The “Law And Order” Candidate?

John Podhoretz argues that a Fred Thompson candidate would add strength to the GOP field. Thompson is both an accomplished politician and an accomplished actor, but he’s going to have trouble getting organization going this “late” into an election cycle that’s already started in earnest.

My guess is that Thompson is situating himself for a VP nomination in the future. For instance, someone like Thompson, who has some solid conservative credentials could easily benefit a Northeastern Republican like Giuliani or Romney. Thompson would add instant gravitas to a ticket, he’s from a key region, and he could provide a major electoral boost to a candidate. If one were to compile a short-list of strong GOP VP candidates, his name would be at the top of that list.

Thompson is more than an actor, he’s an accomplished public servant and lawyer. What he would bring to the race would be more than just star power, which is why there’s such interest in his candidacy. Even if he chooses not to run, don’t count him out — chances are he could end up being the star of the second act…

2 thoughts on “The “Law And Order” Candidate?

  1. Ah, yes. The party that wins elections in Middle America by running against those filth peddlers in Hollywood is once again skateboarding through Tinseltown. Ronald Reagan….Arnold Schwarzenegger….Sonny Bono….and now, Fred Thompson of TV’s “Law and Order”. And the GOP is constantly in talks trying to recruit Hollywood righties Dennis Miller, Bo Derek, and Kelsey Grammer to run for elected office as well. Given the GOP’s obviously insatiable appetite for all things celebrity, I have a recommendation….Britney Spears. As recently as 2003, she was a George Bush cheerleader. And even today, she’s closer to the threshold of sanity than the average Republican politician.
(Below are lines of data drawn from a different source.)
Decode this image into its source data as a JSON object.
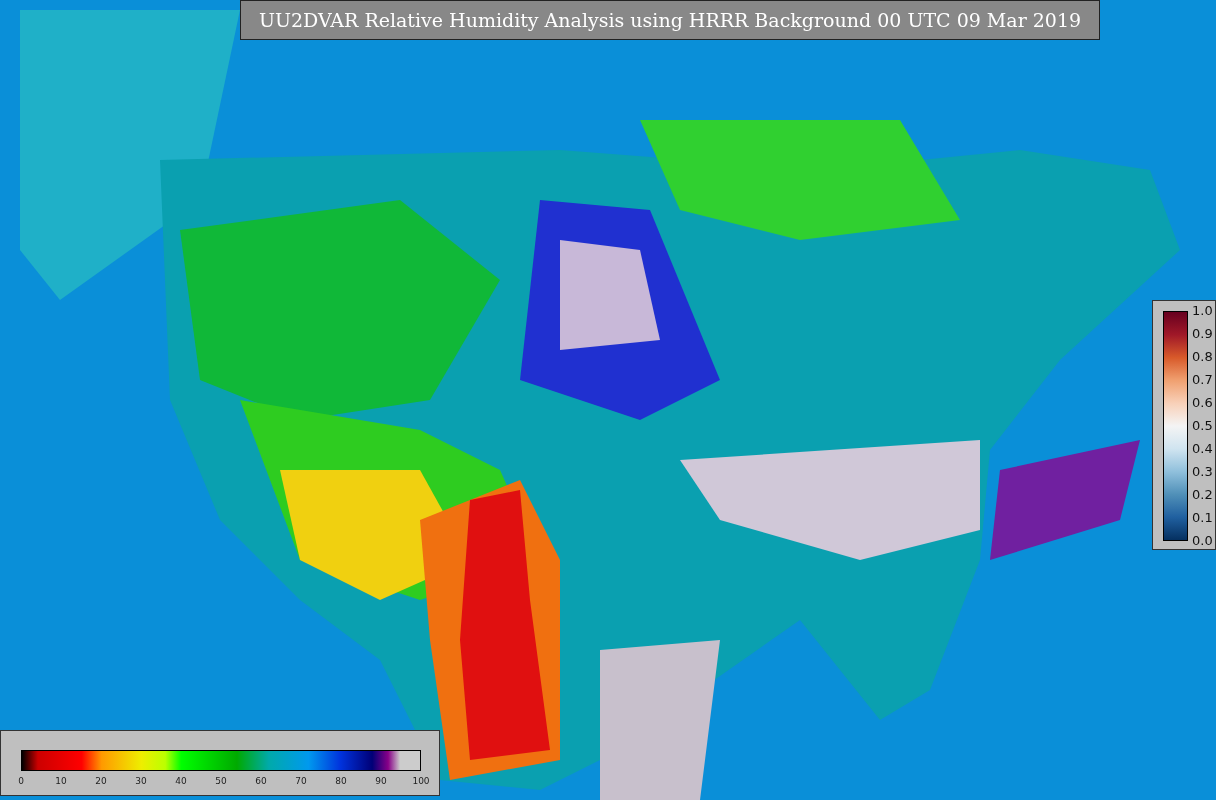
{
  "title": "UU2DVAR Relative Humidity Analysis using HRRR Background 00 UTC 09 Mar 2019",
  "humidity_legend": {
    "ticks": [
      "0",
      "10",
      "20",
      "30",
      "40",
      "50",
      "60",
      "70",
      "80",
      "90",
      "100"
    ]
  },
  "observation_legend": {
    "ticks": [
      "1.0",
      "0.9",
      "0.8",
      "0.7",
      "0.6",
      "0.5",
      "0.4",
      "0.3",
      "0.2",
      "0.1",
      "0.0"
    ]
  }
}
    If nothing else, with Britney Spears in the mix, the Republicans would have one candidate with less hair than Fred Thompson.

  2. THOMPSON, Fred Dalton, a Senator from Tennessee; born in Sheffield, Ala., on August 19, 1942; attended the public schools in Lawrenceburg, Tenn.; graduated from Memphis State University 1964; received J.D. degree from Vanderbilt University 1967; admitted to the Tennessee bar in 1967 and commenced the practice of law; assistant U.S. attorney 1969-1972; minority counsel, Senate Select Committee on Presidential Campaign Activities (“Watergate Committee”) 1973-1974; special counsel to Tennessee Governor Lamar Alexander 1980; special counsel, Senate Committee on Foreign Relations 1980-1981; special counsel, Senate Intelligence Committee 1982; member, Tennessee Appellate Court Nominating Commission 1985-1987; actor; elected as a Republican to the United States Senate in the November 8, 1994, special election to fill the unexpired portion of the term ending January 3, 1997, left vacant by the resignation of Albert Gore, Jr.; took the oath of office on December 2, 1994; reelected in 1996 for the term ending January 3, 2003; not a candidate for reelection in 2002; chair, Committee on Governmental Affairs (One Hundred Fifth and One Hundred Sixth Congresses; One Hundred Seventh Congress [January 20, 2001-June 6, 2001]); resumed acting career.